The real-life story ended — tragically — several years after this article was published. Lucy’s dead body was found: shot, skinned, and with hands and feet amputated. The hands that had asked for hugs and poured tea had been cut off to make ashtrays.
Unlike a wild chimp, Lucy had no fear of humans. This might have contributed to her death because she would not have avoided her hunter. Her early experience in a human family could not lead to a human adulthood but it had doomed her as a wild chimpanzee.
Other cross-fostered chimpanzees suffered fates which were, if not tragic, certainly dispiriting. Several ended up in laboratories, living in small cages and suddenly bereft of the affection and stimulation that had so enriched their formative years.

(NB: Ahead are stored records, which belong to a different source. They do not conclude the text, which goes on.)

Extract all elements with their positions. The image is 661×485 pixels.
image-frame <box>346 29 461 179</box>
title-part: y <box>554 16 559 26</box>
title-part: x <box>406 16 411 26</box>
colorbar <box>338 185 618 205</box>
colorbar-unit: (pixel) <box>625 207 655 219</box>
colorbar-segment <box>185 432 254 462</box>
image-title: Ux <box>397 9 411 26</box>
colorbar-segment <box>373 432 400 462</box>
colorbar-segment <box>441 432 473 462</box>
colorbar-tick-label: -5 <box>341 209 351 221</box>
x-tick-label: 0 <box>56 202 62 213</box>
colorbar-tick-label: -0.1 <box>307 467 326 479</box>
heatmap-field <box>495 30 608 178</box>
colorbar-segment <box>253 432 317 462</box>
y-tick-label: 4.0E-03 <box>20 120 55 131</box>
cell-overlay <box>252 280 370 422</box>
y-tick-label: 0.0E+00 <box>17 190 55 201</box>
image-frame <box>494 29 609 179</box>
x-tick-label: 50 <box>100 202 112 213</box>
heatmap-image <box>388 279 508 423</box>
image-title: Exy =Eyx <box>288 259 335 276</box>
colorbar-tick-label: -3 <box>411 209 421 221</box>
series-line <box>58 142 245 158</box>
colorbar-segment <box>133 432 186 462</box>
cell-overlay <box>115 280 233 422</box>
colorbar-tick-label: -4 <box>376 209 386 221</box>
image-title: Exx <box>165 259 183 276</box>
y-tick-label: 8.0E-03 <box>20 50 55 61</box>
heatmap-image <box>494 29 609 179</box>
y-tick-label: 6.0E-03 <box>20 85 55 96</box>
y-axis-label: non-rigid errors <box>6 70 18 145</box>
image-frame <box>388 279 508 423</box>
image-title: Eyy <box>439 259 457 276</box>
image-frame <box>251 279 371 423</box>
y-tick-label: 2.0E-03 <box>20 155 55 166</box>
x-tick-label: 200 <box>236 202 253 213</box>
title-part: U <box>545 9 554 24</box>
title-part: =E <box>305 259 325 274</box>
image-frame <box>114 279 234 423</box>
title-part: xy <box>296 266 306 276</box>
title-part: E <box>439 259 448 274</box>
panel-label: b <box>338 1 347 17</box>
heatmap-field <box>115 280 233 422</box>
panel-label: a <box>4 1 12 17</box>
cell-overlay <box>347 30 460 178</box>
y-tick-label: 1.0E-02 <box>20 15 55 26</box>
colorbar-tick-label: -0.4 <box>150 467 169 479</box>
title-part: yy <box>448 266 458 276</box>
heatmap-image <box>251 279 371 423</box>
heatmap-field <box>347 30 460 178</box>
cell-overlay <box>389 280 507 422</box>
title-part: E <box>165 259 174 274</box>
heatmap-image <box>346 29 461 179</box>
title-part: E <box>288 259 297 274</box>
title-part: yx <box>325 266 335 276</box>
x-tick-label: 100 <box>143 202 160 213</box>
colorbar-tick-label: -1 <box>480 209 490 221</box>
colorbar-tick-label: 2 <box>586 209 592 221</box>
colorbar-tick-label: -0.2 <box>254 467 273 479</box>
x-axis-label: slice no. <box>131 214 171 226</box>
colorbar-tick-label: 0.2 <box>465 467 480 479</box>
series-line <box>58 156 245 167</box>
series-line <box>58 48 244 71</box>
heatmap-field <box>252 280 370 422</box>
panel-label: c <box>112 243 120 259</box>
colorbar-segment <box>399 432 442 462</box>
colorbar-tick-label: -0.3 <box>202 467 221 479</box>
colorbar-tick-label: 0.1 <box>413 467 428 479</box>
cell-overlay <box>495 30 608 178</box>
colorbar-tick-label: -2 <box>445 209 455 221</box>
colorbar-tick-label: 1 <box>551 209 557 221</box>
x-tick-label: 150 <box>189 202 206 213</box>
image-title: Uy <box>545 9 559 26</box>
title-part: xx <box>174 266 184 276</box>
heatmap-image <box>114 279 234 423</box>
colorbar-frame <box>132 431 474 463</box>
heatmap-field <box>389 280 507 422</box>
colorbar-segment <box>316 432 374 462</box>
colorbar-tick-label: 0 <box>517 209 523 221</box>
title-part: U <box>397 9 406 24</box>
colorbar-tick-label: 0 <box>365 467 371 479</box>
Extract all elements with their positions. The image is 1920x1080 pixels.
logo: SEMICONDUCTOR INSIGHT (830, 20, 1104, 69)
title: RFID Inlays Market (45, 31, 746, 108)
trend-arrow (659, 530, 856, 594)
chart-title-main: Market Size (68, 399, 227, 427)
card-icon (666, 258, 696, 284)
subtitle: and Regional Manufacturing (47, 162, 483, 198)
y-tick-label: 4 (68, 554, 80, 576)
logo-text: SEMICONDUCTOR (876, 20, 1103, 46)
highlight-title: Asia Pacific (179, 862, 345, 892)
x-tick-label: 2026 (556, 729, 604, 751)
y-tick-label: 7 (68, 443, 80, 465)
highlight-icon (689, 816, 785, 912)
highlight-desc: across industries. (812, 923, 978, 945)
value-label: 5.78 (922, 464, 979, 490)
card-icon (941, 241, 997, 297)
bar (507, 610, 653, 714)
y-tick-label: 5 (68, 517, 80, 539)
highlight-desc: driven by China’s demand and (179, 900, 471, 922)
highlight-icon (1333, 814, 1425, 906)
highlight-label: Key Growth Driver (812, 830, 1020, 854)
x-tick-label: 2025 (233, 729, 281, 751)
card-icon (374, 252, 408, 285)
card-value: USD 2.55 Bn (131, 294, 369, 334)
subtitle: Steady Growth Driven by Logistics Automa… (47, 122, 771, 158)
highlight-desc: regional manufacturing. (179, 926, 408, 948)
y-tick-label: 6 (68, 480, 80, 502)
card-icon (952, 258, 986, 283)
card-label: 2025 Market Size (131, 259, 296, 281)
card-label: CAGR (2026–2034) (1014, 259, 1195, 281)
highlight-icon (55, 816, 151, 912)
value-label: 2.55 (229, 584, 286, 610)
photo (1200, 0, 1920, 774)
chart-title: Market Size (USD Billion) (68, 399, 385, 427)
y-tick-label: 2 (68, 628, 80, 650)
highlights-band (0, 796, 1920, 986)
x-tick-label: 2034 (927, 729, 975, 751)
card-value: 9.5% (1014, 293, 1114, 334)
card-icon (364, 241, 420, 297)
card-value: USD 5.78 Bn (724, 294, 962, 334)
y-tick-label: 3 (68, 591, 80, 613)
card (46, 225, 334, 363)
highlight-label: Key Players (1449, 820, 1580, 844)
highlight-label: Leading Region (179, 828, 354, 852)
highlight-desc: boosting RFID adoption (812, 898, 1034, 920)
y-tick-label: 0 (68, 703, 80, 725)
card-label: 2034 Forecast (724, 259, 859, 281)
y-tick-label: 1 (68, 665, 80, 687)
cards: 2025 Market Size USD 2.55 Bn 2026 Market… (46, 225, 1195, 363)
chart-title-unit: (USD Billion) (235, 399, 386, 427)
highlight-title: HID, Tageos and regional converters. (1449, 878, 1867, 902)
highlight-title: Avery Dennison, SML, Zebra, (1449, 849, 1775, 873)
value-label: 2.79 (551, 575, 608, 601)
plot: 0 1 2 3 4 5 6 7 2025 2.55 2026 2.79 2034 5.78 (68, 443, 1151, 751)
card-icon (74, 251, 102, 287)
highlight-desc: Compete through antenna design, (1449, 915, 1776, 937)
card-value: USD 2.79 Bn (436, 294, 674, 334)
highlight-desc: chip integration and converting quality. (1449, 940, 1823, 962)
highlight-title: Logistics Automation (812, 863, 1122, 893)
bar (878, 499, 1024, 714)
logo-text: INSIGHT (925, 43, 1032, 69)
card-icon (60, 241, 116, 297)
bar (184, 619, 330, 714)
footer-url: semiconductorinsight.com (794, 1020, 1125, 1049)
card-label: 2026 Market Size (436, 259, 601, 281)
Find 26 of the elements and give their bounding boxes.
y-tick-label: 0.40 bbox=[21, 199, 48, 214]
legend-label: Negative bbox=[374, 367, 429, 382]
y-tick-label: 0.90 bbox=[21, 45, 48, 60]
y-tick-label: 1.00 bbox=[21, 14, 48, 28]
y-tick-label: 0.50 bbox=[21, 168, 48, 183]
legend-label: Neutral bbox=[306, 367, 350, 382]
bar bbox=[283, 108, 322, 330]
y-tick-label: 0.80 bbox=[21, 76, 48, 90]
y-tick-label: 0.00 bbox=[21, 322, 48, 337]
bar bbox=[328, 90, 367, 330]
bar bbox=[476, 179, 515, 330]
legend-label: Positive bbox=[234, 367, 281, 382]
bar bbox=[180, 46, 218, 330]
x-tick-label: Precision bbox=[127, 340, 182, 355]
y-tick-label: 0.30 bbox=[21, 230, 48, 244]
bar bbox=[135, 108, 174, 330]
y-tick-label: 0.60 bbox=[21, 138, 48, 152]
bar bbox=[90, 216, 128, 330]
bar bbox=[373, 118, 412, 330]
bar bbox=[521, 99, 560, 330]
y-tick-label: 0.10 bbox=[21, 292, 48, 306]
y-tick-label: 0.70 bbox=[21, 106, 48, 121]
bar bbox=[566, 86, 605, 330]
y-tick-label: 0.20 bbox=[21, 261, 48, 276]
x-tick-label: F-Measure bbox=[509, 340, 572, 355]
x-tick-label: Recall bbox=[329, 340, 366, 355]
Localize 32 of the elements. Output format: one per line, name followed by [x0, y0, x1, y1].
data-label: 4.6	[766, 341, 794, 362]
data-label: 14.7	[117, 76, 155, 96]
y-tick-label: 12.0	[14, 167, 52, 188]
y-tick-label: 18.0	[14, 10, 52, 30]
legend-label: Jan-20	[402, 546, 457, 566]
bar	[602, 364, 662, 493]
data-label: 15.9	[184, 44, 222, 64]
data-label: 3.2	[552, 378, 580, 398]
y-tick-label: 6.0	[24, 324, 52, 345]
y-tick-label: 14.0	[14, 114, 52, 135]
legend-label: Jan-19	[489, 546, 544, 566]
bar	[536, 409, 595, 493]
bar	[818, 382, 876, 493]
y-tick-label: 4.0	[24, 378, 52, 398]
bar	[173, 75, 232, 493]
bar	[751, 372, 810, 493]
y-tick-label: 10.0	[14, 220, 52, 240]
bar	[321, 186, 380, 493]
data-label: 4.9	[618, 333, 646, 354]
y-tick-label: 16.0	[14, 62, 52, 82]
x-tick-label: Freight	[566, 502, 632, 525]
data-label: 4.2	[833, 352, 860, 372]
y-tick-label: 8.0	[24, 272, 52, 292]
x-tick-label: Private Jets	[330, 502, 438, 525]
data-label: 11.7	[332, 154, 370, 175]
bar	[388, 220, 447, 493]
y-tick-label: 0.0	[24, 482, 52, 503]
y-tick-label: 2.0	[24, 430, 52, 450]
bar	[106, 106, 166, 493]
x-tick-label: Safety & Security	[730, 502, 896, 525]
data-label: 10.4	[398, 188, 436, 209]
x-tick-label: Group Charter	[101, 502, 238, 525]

First-hand experience with the intellectual and emotional capacities of the great apes, together with outrage at human mistreatment of them, has led Roger Fouts, Jane Gooddall, Penny Patterson, and others who have participated in The Great Ape Project to believe that it is time to bring our cousins into our “moral universe” by extending the concept of “rights” to them. Fouts thinks that the apes “should be entitled to certain basic rights, such as the right to life, liberty, and freedom from torture.” He and others in the project seek an end to medical experimentation with great apes.
However, it seems to me that non-human animals do not fit into “our moral community” because they cannot be held to the responsibilities that are a necessary corollary of rights. Anticipating this problem, Fouts acknowledges, “rights would not make Washoe and others full-fledged members of our society. We cannot expect apes to obey laws, serve on juries, and vote for president. But we don’t expect children and mentally disabled adults to bear these responsibilities either, and yet we still protect them from imprisonment, torture, and wrongful death.”
The analogy is compelling yet, in my opinion, ultimately flawed. While children and the mentally disabled do not bear all the responsibilities of normal adult humans, the normal adult world freely interferes in their activities and enforces morality upon them. Indeed, in some ways a stricter morality is enforced upon children than adults since the former may be disciplined for teasing and making fun of their fellows. Humans may be so mentally disabled that they cannot be “punished” for crimes but they are regularly restrained from committing robbery, assault, rape, murder, and the like.
If we bring the great apes into “our moral community,” we must logically interfere to a far greater extent in their lives than we already do. The great apes attack and kill other great apes.
Are we to prevent these atrocities? We certainly would if they were being committed among humans of any age or mental level. In my opinion, other animals fit into “our moral community” about as well as the adult Lucy fit into suburbia — or the jungle.
Rather than speaking of animal rights, it is more appropriate to speak of human responsibilities to other animals. In the case of the great apes, these responsibilities are especially compelling because of our closeness to them and their sensitivity and intelligence.
I believe that we walk a moral tightrope in our dealings with those who are so close yet so far away. Finding the right balance between our responsibilities to them and, yes, our even greater responsibilities to our own species, will always be a struggle.
It is a struggle we should make partly because of an emotion that evolved long before Homo Sapiens. When Koko was asked how she and a human “are the same,” one of her answers was “love.” No one could have given a better one.